Background: The incidence of liver neoplasms is on the leading rise worldwide due to lacking exact research model. Accordingly, the resected diseased liver within cancer during liver transplantation was the appropriated model, therefore the aim of this study was to establish the first ex vivo whole organ model for liver neoplasms by using normothermic perfusion system named Life-X system.
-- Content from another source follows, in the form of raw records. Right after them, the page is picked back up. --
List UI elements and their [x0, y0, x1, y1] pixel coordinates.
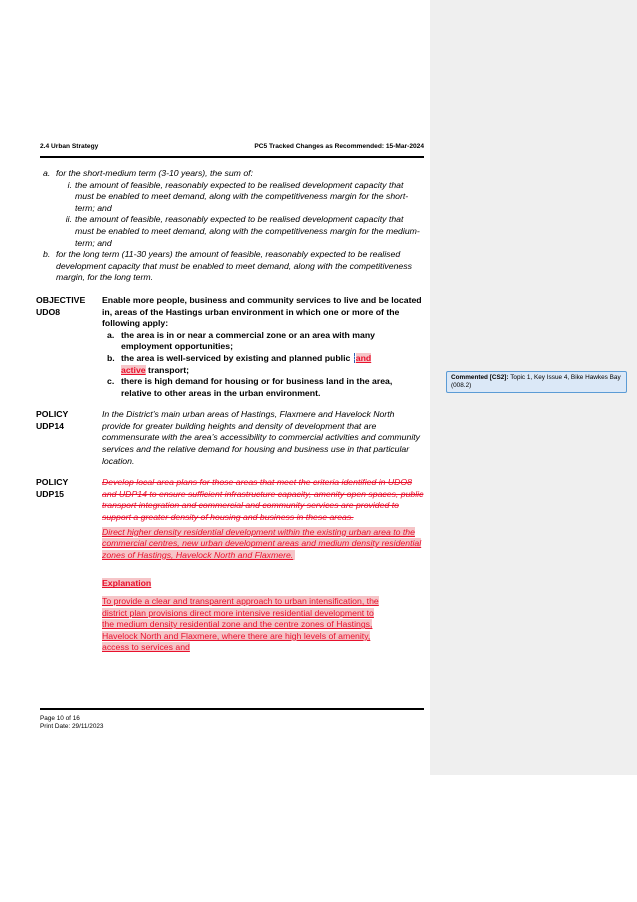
header-rule: [40, 156, 424, 158]
objective-label: [36, 295, 98, 318]
footer-rule: [40, 708, 424, 710]
list-marker: a.: [107, 329, 115, 340]
list-text: the area is in or near a commercial zone or an area with many employment opportunities;: [121, 329, 375, 352]
policy-label-word: POLICY: [36, 409, 69, 420]
explanation-heading-text: Explanation: [102, 578, 152, 589]
policy-label: [36, 409, 98, 432]
explanation-section: [102, 578, 382, 654]
list-text: transport;: [145, 364, 190, 375]
inserted-text: To provide a clear and transparent approach to urban intensification, the district plan provisions direct more intensive residential development to the medium density residential zone and the centre zones of Hastings, Havelock North and Flaxmere, where there are: [102, 596, 379, 641]
list-text: the amount of feasible, reasonably expected to be realised development capacity that must be enabled to meet demand, along with the competitiveness margin for the short-term; and: [75, 179, 409, 213]
list-text: there is high demand for housing or for business land in the area, relative to other areas in the urban environment.: [121, 376, 393, 398]
objective-udo8: [36, 294, 424, 399]
policy-label-word: POLICY: [36, 477, 69, 488]
comment-balloon[interactable]: [446, 371, 627, 393]
list-item-i: [40, 180, 424, 215]
objective-item-a: [102, 330, 424, 353]
inserted-text: active: [121, 364, 146, 375]
deleted-text: Develop local area plans for those areas that meet the criteria identified in UDO8 and UDP14 to ensure sufficient infrastructure capacity, amenity open spaces, public transport integration and commercial and community services are provided to support a greater density of housing and business in these areas.: [102, 477, 424, 523]
header-section-title: 2.4 Urban Strategy: [40, 143, 99, 150]
inserted-text: and: [355, 352, 372, 363]
comment-author: Commented [CS2]:: [451, 374, 509, 381]
inserted-text: high levels of amenity, access to services and: [102, 630, 371, 653]
list-marker: b.: [43, 249, 51, 260]
objective-label-word: OBJECTIVE: [36, 294, 86, 305]
list-marker: ii.: [65, 214, 72, 225]
comment-text: Topic 1, Key Issue 4, Bike Hawkes Bay (008.2): [451, 374, 621, 389]
page-footer: [40, 715, 103, 731]
policy-udp15: [36, 477, 424, 654]
list-marker: b.: [107, 352, 115, 363]
document-body[interactable]: [36, 168, 424, 654]
print-date: Print Date: 29/11/2023: [40, 723, 104, 730]
header-document-title: PC5 Tracked Changes as Recommended: 15-Mar-2024: [254, 143, 424, 150]
list-text: for the long term (11-30 years) the amount of feasible, reasonably expected to be realised development capacity that must be enabled to meet demand, along with the competitiveness margin, for the long term.: [56, 249, 412, 283]
objective-label-code: UDO8: [36, 306, 61, 317]
list-item-b: [40, 249, 424, 284]
objective-item-c: [102, 376, 424, 399]
inserted-text: Direct higher density residential development within the existing urban area to the commercial centres, new urban development areas and medium density residential zones of Hastings, Havelock North and Flaxmere.: [102, 526, 422, 560]
policy-text: In the District’s main urban areas of Hastings, Flaxmere and Havelock North provide for greater building heights and density of development that are commensurate with the area’s accessibility to commercial activities and community services and the relative demand for housing and business use in that particular location.: [102, 409, 421, 466]
objective-item-b: [102, 353, 424, 376]
explanation-text: [102, 596, 382, 654]
comment-connector-line: [205, 378, 446, 379]
list-text: for the short-medium term (3-10 years), the sum of:: [56, 168, 253, 178]
list-marker: a.: [43, 168, 51, 178]
inserted-policy-text: [102, 527, 424, 562]
objective-intro: Enable more people, business and community services to live and be located in, areas of the Hastings urban environment in which one or more of the following apply:: [102, 294, 422, 329]
list-text: the amount of feasible, reasonably expected to be realised development capacity that must be enabled to meet demand, along with the competitiveness margin for the medium-term; and: [75, 214, 420, 248]
objective-list: [102, 330, 424, 400]
list-item-a: [40, 168, 424, 180]
list-marker: i.: [67, 179, 72, 190]
list-item-ii: [40, 214, 424, 249]
policy-label-code: UDP15: [36, 488, 65, 499]
policy-udp14: [36, 409, 424, 467]
list-text: the area is well-serviced by existing and planned public: [121, 352, 353, 363]
explanation-heading: [102, 578, 382, 590]
page-number: Page 10 of 16: [40, 715, 80, 722]
list-marker: c.: [107, 376, 115, 387]
comment-anchor[interactable]: [354, 353, 355, 363]
policy-label-code: UDP14: [36, 420, 65, 431]
policy-label: [36, 477, 98, 500]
Materials and Methods: Four diseased livers within cancer resected during liver transplantation were collected for research. The common hepatic artery and portal vein of the ex vivo liver were connected to the Life-X perfusion device that circulated Life-X perfusate providing continuous oxygen and nutrient supply. The flow and pressure of the perfusate was recorded and blood gas analysis was examined to analyze the function of the diseased liver. Liver tissues after perfusion were collected for histological analysis.
Results: Experiments showed that the artery and portal vein flow were stable 1h after perfusion and were kept within the physiological range. The results of blood gas analysis demonstrated restoration and maintenance of metabolism. Moreover, the bile production of diseased Case 4 liver represented its vivid functionality during the entire 47h of perfusion. Histology analysis shows little liver injury after the perfusion. Conclusions: Therefore, we have established a powerful tool to research liver neoplasms in vitro through Life-X perfusion system.